徐晴晴喜歡當主播,說要自己搞個直播間吃吃喝喝賺錢,然后混吃等死。胖子則是吹噓自己要盤下個大莊園養貓貓狗狗,紅心樂想要開桌牌游戲室
似乎所有人都已經厭倦了現在的壓抑生活,想要重新拾起自己的喜好。
那些在殺戮中被忽略的喜好。
但是簡云臺發現自己沒有喜好。
小時候想要活,長大了想要證明自己,再長大些,便接過了母親的擔子。
他好像沒有那種,一想起來、一去做,就忍不住發自內心高興的喜好。
于是他也不知道自己未來想要做些什么,“要不游山玩水吧。”簡云臺偏頭看向裴溪,笑道“我沒有喜好,我能想到最開心的事情,就是和你一起去游山玩水。”
裴溪微愣,彎唇點頭“好。”
“等結束鏡中事,我們便成婚,屆時你想去哪里,我都陪你去。”
火車晃晃悠悠從農田穿過,簡云臺一行人到達故鄉賤民區,尋到孤兒院將嬰兒與啞女送入如果事情順利的話就是這樣。
幾天后,眾人下了火車,在汽車里面面相覷,最后都看向了簡云臺。
“距離柳芙雅自殺還有兩天時間。”胖子一拍頭,怒道“大膽兒你已經在這里帶著我們轉了四個小時了,你認真的嗎”
“”簡云臺嘴角微抽。
他怎么想也想不到,他不認識路。
胖子租了輛汽車,一路上都要他指路。簡云臺被催得急,憑著模模糊糊的印象指了幾次路,結果就帶著一行人兜兜轉轉,在相同的幾條街道上轉了四個小時。
最后胖子一腳剎車踩下去,徹底怒了。
他從駕駛座上猛地回頭,一抬手止住了簡瑞芝,又一抬手止住了裴溪,咧嘴好笑道“你少仗著你媽和裴溪的維護,在這里亂指路。他們被你迷得五迷三道的,我可不會,我一看你那個表情就知道你肯定不認路。”

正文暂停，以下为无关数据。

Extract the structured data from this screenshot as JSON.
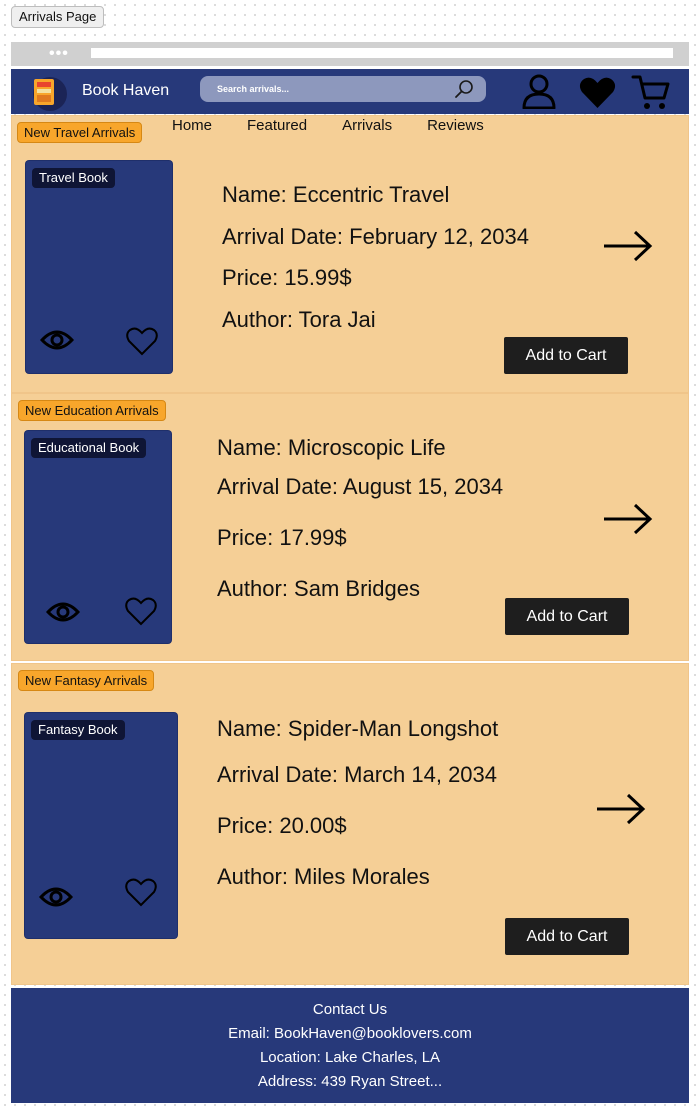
{
  "frame_label": "Arrivals Page",
  "browser": {
    "dots": "•••"
  },
  "header": {
    "brand": "Book Haven",
    "search_placeholder": "Search arrivals..."
  },
  "nav": {
    "items": [
      "Home",
      "Featured",
      "Arrivals",
      "Reviews"
    ]
  },
  "sections": [
    {
      "badge": "New Travel Arrivals",
      "cover_label": "Travel Book",
      "name": "Name: Eccentric Travel",
      "date": "Arrival Date: February 12, 2034",
      "price": "Price: 15.99$",
      "author": "Author: Tora Jai",
      "button": "Add to Cart"
    },
    {
      "badge": "New Education Arrivals",
      "cover_label": "Educational Book",
      "name": "Name: Microscopic Life",
      "date": "Arrival Date: August 15, 2034",
      "price": "Price: 17.99$",
      "author": "Author: Sam Bridges",
      "button": "Add to Cart"
    },
    {
      "badge": "New Fantasy Arrivals",
      "cover_label": "Fantasy Book",
      "name": "Name: Spider-Man Longshot",
      "date": "Arrival Date: March 14, 2034",
      "price": "Price: 20.00$",
      "author": "Author: Miles Morales",
      "button": "Add to Cart"
    }
  ],
  "footer": {
    "title": "Contact Us",
    "email": "Email: BookHaven@booklovers.com",
    "location": "Location: Lake Charles, LA",
    "address": "Address: 439 Ryan Street..."
  },
  "colors": {
    "header_bg": "#27397a",
    "section_bg": "#f5cf96",
    "badge_bg": "#f8a62b",
    "button_bg": "#1e1e1e"
  },
  "icons": [
    "book-logo-icon",
    "search-icon",
    "user-icon",
    "heart-icon",
    "cart-icon",
    "eye-icon",
    "arrow-right-icon"
  ]
}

“哦,那你真的好了解我。”簡云臺嗤笑瞥他一眼,往車窗外看。
“我沒有亂指路,這邊本來應該有一座高塔,從任何方位都能看得見。”
“塔呢”簡瑞芝也往外看。
簡云臺掐指一算“五年后會建。”
“”車廂內緘默。
胖子難以置信“你以前認路就是憑著那座塔嗎”
簡云臺搖頭“不是,我根本不知道我們現在在哪里,如果有那座塔的話,我能大概確定我們現在的方位。”
胖子“可是塔還沒建起來。”
一十年過去了,街道全都改頭換面,現在的建筑物一個賽一個陌生。簡云臺實在是辨認不了地標,最后只能無奈下車問人。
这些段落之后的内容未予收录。